Seth Herd 8 Oct 2025 4:01 UTC
5 points
0
I mostly agree. “It might work but probably not that well even if it does” is not a sane reason to launch a project. I guess optimists would say that’s not what we’re doing, so let’s steelman it a bit. The actual plan (usually implicit because optimists don’t usually wants to say this out loud) is probably something like “we’ll figure it out as we get closer!” and “we’ll be careful once it’s time to be careful!”
Those are more reasonable statements, but still highly questionable if you grant that we easily could wipe out everything we care about forever. Which just results in optimists disagreeing, for vague reasons, that that’s a real possibility.
To be generous once again, I guess the steelman argument would be that we aren’t yet at risk of creating misaligned AGI, so it’s not that dangerous to get a little closer. I think this is a richer discussion, but that we’re already well into the danger zone. We might be so close to AGI that it’s practically impossible to permanently stop someone from reaching it. That’s a minority opinion, but it’s really hard to guess how much progress is too much to stop.
I’m finding it useful to go through the logic in that much detail. I think these are important discussions. Everyone’s got opinions, but trying to get closer to the truth and the shape of the distributions across “big picture space” seems useful.
I think you and I probably are pretty close together in our individual estimate, so I’m not arguing with you, just going through some of the logic for my own benefit and perhaps anyone who reads this.

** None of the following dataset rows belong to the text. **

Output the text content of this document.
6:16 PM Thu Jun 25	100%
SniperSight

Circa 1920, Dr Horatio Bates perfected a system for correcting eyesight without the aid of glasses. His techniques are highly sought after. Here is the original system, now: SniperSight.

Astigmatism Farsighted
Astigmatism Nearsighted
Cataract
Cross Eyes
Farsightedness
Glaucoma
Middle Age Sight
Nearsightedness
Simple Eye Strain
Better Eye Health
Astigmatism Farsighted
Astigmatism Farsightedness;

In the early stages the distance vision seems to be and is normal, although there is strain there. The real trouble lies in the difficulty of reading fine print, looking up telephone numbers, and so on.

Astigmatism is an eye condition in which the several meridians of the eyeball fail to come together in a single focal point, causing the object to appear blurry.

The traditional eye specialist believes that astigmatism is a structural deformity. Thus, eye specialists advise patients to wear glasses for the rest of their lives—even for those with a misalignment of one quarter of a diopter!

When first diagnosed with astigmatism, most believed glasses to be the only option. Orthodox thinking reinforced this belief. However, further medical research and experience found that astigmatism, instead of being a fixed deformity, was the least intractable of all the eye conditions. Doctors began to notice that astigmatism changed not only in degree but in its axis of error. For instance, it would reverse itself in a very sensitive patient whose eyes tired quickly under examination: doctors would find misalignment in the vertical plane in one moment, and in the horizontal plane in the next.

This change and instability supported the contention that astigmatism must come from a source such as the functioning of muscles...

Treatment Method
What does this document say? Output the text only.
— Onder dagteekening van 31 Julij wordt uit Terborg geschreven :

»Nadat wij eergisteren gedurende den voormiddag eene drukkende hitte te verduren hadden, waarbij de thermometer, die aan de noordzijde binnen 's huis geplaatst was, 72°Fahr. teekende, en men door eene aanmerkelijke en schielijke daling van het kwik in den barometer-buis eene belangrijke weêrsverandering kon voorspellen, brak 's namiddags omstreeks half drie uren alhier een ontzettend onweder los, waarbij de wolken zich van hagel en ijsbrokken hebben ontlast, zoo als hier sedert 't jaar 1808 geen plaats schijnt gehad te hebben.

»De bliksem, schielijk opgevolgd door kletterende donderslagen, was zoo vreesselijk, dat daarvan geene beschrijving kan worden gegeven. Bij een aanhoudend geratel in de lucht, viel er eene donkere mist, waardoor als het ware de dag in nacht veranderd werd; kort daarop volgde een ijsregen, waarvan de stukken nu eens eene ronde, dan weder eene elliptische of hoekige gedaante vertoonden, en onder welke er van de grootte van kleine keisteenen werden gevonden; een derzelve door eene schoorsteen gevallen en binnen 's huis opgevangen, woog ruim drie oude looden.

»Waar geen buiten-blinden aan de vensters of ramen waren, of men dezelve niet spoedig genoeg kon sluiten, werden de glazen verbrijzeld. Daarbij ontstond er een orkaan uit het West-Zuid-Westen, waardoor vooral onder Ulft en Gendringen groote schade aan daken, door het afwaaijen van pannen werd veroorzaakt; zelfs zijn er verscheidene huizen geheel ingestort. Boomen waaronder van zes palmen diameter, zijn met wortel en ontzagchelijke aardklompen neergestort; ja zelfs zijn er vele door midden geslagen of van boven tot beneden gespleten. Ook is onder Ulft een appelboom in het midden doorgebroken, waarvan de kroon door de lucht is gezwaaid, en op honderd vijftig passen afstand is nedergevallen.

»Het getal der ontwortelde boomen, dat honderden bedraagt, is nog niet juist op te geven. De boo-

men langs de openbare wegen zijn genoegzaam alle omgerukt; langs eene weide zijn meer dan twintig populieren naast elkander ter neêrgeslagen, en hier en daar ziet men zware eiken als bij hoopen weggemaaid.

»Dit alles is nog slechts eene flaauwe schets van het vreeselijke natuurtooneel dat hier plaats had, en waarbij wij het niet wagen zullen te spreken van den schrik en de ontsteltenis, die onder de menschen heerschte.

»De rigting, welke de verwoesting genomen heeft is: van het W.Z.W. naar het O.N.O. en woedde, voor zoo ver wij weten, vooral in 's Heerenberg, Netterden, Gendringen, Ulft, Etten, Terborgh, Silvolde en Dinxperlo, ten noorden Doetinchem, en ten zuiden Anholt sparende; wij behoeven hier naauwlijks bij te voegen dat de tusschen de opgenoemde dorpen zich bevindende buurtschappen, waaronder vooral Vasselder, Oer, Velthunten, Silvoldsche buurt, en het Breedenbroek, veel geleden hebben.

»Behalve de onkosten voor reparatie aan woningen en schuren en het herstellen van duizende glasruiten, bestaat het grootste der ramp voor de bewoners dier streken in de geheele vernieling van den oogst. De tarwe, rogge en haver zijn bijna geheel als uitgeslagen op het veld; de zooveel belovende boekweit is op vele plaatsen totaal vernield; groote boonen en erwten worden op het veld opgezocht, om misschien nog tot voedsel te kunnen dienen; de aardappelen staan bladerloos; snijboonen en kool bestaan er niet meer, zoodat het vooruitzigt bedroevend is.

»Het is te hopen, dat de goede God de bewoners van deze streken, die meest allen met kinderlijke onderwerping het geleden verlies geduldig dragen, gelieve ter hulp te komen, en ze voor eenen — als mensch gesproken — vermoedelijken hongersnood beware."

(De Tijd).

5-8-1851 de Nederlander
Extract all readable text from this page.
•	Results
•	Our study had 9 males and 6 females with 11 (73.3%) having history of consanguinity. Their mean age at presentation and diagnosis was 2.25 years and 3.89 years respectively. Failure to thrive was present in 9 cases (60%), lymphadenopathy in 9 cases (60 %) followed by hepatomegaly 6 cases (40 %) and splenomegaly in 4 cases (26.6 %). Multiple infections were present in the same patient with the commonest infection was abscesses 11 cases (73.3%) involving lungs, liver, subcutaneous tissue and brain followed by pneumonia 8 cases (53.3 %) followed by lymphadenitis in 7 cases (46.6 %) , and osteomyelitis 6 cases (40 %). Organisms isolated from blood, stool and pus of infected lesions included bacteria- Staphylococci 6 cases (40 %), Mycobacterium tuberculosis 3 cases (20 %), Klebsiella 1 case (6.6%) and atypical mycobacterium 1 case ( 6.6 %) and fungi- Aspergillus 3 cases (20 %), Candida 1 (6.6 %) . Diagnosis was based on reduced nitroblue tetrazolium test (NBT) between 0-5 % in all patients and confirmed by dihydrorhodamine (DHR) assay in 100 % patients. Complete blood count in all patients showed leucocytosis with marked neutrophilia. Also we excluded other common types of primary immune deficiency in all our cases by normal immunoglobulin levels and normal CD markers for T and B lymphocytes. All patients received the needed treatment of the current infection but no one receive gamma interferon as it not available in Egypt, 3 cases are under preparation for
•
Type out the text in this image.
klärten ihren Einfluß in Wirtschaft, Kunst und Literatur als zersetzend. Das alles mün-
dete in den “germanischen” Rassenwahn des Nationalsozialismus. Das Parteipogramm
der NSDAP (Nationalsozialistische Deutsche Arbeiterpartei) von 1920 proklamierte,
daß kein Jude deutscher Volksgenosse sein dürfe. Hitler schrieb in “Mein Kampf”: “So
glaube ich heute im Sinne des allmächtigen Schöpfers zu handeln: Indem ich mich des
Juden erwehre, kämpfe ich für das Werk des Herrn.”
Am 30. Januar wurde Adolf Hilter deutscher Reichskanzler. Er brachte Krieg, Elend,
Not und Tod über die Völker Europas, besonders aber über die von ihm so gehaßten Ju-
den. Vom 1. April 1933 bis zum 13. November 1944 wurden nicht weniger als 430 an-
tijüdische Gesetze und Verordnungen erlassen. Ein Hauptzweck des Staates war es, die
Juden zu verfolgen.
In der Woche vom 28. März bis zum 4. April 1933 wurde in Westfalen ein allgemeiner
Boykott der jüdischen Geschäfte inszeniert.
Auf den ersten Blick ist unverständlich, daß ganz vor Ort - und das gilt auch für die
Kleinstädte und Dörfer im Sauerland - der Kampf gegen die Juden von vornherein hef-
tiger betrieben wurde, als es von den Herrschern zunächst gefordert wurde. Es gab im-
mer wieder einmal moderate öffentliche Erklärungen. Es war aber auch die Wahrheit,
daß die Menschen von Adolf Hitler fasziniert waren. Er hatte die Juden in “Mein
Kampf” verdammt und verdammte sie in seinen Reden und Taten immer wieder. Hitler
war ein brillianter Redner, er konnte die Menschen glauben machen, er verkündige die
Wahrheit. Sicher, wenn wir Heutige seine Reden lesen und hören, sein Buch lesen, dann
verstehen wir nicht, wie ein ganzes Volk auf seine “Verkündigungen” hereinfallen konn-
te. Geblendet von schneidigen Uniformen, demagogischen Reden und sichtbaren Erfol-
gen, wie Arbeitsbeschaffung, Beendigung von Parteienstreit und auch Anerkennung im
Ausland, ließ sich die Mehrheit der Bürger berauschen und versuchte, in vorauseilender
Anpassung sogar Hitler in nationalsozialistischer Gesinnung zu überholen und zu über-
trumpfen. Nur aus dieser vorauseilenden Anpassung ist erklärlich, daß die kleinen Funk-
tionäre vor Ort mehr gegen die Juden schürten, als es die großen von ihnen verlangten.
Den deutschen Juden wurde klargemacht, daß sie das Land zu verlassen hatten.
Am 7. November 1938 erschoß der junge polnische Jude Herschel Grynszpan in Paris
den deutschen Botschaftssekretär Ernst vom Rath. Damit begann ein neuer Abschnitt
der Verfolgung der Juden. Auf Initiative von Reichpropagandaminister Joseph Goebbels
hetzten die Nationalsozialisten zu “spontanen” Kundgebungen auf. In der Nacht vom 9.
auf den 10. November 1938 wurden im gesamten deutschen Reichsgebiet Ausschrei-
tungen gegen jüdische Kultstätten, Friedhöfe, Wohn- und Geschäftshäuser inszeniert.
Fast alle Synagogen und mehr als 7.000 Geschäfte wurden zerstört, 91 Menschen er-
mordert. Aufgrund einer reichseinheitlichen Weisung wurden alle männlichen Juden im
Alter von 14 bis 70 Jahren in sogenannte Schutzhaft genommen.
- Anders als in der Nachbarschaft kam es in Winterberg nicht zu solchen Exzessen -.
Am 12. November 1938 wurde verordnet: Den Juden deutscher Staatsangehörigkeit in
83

I’d like to write about this and haven’t felt prepared to do so; this is a good warmup.
To respond to that nitpick: I think the common definition of “alignment target” is what the designers are trying to do with whatever methods they’re implementing. That’s certainly how I use it. It’s not the reward function; that’s an intermediate step. How to specify an alignment target and the other top hits on that term define it that way, which is why I’m using it that way. There are lots of ways to miss your target, but it’s good to be able to talk about what you’re shooting at as well as what you’ll hit.